Input Output Linkages and Agglomeration: Evidence from Turkey with Panel Data Analysis

Necla AYAS[1] and Aykut SARKGUNESI[2]

Abstract

In this study, we investigate whether input-output linkages drive agglomeration. We used Localization Quotation (LQ) coefficient which are exhibiting agglomeration level as dependent variable and forward, backward and inward linkage coefficients (we used this term to imply intra industry) as independent variable in the study. We considered all applications to test if there is cross-section dependency between panels and heterogeneous slope coefficients across group members. We use a balanced panel data set that covers 20 aggregated industry groups in Turkey for the period of 1995-2011. Turkey Input Output Tables and some socio economic accounts which are required to achieve goal of this paper were obtained from WIOD database.
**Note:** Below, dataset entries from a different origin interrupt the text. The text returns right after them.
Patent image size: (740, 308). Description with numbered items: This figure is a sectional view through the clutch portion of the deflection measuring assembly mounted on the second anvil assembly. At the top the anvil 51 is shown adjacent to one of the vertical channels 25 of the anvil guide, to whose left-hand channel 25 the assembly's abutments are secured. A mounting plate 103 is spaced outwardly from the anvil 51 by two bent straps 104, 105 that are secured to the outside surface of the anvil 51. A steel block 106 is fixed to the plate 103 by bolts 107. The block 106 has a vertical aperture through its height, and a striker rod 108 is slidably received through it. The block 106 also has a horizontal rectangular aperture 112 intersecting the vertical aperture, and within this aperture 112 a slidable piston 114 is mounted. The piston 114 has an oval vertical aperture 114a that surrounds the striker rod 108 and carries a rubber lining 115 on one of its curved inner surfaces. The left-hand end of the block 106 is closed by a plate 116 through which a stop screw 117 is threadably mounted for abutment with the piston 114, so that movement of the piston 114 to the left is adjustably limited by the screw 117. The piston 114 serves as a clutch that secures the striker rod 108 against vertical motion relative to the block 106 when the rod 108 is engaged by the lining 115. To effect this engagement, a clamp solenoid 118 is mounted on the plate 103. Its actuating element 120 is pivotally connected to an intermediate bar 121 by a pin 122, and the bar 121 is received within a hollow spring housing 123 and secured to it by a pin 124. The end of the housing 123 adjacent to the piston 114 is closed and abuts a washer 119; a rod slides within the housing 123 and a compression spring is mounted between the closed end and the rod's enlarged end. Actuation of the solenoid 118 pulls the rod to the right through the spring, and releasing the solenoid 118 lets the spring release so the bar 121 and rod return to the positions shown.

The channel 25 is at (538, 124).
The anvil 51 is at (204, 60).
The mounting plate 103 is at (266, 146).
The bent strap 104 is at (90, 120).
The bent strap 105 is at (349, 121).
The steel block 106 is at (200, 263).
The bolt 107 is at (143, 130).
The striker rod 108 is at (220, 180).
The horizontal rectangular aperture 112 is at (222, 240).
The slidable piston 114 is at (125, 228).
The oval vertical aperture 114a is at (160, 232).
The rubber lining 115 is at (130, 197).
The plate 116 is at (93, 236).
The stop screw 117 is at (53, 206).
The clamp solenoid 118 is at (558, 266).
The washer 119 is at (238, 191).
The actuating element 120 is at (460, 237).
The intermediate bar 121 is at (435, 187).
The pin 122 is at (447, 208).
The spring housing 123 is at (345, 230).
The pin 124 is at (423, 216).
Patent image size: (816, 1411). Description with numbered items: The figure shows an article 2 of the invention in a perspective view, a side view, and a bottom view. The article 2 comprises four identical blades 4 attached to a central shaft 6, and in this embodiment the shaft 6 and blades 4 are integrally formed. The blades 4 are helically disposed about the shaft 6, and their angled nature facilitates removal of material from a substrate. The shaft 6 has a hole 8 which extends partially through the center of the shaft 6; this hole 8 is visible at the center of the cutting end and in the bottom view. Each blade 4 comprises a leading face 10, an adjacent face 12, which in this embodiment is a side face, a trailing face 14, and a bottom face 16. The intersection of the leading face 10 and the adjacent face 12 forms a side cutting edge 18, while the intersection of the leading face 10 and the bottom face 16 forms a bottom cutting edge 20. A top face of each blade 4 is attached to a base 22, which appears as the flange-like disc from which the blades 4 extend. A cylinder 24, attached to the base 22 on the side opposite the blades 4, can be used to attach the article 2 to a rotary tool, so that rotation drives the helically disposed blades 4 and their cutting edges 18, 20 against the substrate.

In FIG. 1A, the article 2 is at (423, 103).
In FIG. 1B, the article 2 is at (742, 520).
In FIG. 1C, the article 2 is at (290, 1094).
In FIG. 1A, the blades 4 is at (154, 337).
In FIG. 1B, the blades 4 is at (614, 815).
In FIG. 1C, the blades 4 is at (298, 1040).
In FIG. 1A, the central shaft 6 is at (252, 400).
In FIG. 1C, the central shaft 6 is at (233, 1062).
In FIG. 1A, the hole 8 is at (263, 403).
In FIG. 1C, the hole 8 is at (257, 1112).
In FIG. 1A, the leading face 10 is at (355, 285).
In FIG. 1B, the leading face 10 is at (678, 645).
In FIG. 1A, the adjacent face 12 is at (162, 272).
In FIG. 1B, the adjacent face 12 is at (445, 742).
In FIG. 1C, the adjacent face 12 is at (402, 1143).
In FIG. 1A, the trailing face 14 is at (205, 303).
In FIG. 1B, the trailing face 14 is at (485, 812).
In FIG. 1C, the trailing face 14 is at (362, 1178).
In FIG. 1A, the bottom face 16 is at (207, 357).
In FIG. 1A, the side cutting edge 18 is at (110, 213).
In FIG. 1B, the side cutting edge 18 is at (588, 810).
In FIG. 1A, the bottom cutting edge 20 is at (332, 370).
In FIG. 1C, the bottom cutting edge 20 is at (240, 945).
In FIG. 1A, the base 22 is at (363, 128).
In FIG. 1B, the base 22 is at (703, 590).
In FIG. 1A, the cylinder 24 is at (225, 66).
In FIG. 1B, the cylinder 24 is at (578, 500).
Key Words: Agglomeration, Input Output Linkages, Panel Data Analysis.

1.  Introduction

Some of the goods and services are used as inputs for other sectors and input costs have important impacts on total costs. Associated with production structure, particular sectors tend to allocate near to their suppliers while some of them prefer to locate near to demanders. Therefore production relation among sectors through input–output linkages drive agglomeration of economic activities in particular areas. Linkages generate geographic concentration between manufacturer and supplier.

Cost reduction, pecuniary externalities and knowledge spillovers explain how a sector pulls sectors through input output linkages. Cost reduction related to input output linkages occurred in two ways. First; the improvement of productivity of downstream sectors will enlarge the market size for intermediate suppliers. The competition in upstream sectors reduces intermediate prices, which decreases the costs of the downstream sectors (Kranich, 2011; Peng and Hong, 2013). Second, increasing demand by downstream sectors can lead to higher levels of specialization in upstream sectors, which reducing prices (Antonelli vd, 2008).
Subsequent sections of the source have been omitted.